The statement affirms, “We see the despoiling of the environment as nothing less than the degradation of God’s gracious gift of creation. Scripture witnesses to God as creator of the earth and all that dwells therein (Psalm 24:1). The creeds, which guide our reading of Scripture, proclaim God the Father of Jesus Christ as the ‘maker of heaven and earth,’ Jesus as one Being with the Father; ‘through (whom) all things were made,’ and the Holy Spirit as ‘the Lord and giver of life’ (Nicene Creed).”
We confess our complicity in the severity of the environmental crisis that is before us. We understand that humanity’s separation from God and from the rest of creation is the central cause of the environmental crisis. We join you and our Orthodox sisters and brothers in acknowledging that the need to respond is a spiritual call to care for the creation entrusted to us by our gracious God.
The Lutheran World Federation’s Eleventh Assembly will be held in Stuttgart, Germany in July 2010 under the theme “Give Us Today Our Daily Bread.” We affirm the need to care for creation and to serve all of God’s people, especially those with greatest need.
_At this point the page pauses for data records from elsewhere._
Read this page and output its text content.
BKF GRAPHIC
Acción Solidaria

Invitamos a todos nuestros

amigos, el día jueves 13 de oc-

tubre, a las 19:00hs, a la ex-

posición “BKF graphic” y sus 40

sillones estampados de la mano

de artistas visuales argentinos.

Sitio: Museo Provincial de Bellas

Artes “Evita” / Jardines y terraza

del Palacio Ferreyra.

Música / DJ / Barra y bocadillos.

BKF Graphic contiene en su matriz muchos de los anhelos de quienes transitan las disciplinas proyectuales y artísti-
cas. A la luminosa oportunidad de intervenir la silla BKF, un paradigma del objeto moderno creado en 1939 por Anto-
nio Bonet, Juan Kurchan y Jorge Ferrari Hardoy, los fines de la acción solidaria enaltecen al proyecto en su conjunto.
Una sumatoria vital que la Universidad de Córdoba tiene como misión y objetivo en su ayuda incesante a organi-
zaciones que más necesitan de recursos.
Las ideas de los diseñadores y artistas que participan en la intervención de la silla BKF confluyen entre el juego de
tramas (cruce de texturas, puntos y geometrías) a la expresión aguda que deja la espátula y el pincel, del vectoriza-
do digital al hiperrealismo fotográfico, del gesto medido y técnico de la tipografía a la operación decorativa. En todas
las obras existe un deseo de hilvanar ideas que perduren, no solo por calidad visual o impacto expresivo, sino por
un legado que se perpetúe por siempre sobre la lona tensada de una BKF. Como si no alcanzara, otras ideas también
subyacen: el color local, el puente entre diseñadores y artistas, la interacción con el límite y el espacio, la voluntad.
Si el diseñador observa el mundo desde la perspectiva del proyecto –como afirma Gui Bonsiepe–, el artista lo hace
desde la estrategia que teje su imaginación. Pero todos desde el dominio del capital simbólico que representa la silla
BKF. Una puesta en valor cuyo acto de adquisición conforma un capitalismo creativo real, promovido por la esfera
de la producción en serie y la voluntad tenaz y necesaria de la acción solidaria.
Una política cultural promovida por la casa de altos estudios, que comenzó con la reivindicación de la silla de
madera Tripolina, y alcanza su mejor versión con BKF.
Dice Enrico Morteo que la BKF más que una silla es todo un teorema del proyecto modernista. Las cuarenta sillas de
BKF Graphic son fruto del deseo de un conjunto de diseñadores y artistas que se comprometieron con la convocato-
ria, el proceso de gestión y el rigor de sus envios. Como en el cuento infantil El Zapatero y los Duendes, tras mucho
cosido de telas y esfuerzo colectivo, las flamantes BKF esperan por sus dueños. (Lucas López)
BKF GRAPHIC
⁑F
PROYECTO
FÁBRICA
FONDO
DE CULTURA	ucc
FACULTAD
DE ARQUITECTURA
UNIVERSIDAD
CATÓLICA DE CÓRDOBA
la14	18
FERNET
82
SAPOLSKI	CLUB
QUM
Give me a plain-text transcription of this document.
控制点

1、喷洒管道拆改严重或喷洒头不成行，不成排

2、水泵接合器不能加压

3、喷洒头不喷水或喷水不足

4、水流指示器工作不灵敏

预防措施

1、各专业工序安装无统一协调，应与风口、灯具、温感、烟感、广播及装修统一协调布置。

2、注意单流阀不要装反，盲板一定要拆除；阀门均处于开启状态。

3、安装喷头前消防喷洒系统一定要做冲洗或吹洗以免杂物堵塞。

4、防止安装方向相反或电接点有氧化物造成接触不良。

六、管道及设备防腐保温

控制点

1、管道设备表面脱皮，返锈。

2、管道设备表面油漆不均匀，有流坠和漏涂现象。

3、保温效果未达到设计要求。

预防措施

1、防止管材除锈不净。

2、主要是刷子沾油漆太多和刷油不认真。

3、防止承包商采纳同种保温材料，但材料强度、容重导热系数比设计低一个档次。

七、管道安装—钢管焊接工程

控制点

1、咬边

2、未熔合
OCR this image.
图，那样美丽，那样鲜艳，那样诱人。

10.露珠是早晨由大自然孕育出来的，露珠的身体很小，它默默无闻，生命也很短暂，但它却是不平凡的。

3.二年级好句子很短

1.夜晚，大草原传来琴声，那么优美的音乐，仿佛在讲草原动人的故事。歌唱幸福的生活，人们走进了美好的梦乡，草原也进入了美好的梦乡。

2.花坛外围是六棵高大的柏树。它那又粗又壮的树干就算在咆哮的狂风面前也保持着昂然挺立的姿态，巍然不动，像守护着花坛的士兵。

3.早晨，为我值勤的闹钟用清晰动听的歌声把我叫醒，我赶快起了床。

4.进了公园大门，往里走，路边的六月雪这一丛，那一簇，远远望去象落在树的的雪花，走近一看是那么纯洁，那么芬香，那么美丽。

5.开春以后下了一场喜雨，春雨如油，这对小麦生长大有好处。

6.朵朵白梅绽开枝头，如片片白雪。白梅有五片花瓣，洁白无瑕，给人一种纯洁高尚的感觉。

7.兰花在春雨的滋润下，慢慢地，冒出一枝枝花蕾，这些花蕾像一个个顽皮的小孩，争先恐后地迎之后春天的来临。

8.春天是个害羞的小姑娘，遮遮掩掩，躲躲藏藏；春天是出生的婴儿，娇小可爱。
This theme reflects our conviction that God sends us to respond to the hungry, those who hunger for the Bread of Life, for daily bread, and for justice and peace.
As Lutherans, we continue to grow in understanding and unity with the Orthodox Church. Our theological dialogue in the United States has enabled our Conference of Bishops and Church Council to receive the common statement on Faith in the Holy Trinity. In our new worship book, Evangelical Lutheran Worship, we have acknowledged that the filioque is a later addition to the Nicene Creed. As we engage in theological conversations, we grow in understanding, share our own faith tradition, and bear witness to our unity in Christ.
In the Lutheran World Federation, our churches have appreciated the statements from the LWF-Orthodox Church dialogue. Our common statement on the Eucharist, The Mystery of the Church: The Holy Eucharist in the Life of the Church, has been received and studied in our churches. A deeper understanding of recent dialogues on Chrismation, the Sacraments, and the current conversation on the Nature of the Church are vital to our shared theological commitment to unity in Christ’s Church. It is our commitment and hope that we may not only continue in our dialogues, but also address those issues that separate us.
Together we mourn the loss of life and the destruction that has fallen upon God’s people in Haiti. As we consider the poor and their circumstances in Haiti and in other places in the world, we know that God calls us to work toward eliminating poverty wherever it exists. Responding together is a powerful witness to what Christian unity can do for the world that God loves.
Your All Holiness, we pray that we may find ways to work together for peace and justice in the world. Our mutual concern for a just peace in the Middle East and for peace among all people is one that is grounded in God’s Word and in God’s calling for us to love and care for our neighbor.
With profound respect and admiration, we pray that God will bless you and your ministry. We also ask that you remember in your prayers the Lutheran World Federation and the Evangelical Lutheran Church in America, even as we promise to remember you in our petitions of intercession and thanksgiving. May God provide the way to union in Christ and in His most Holy Church.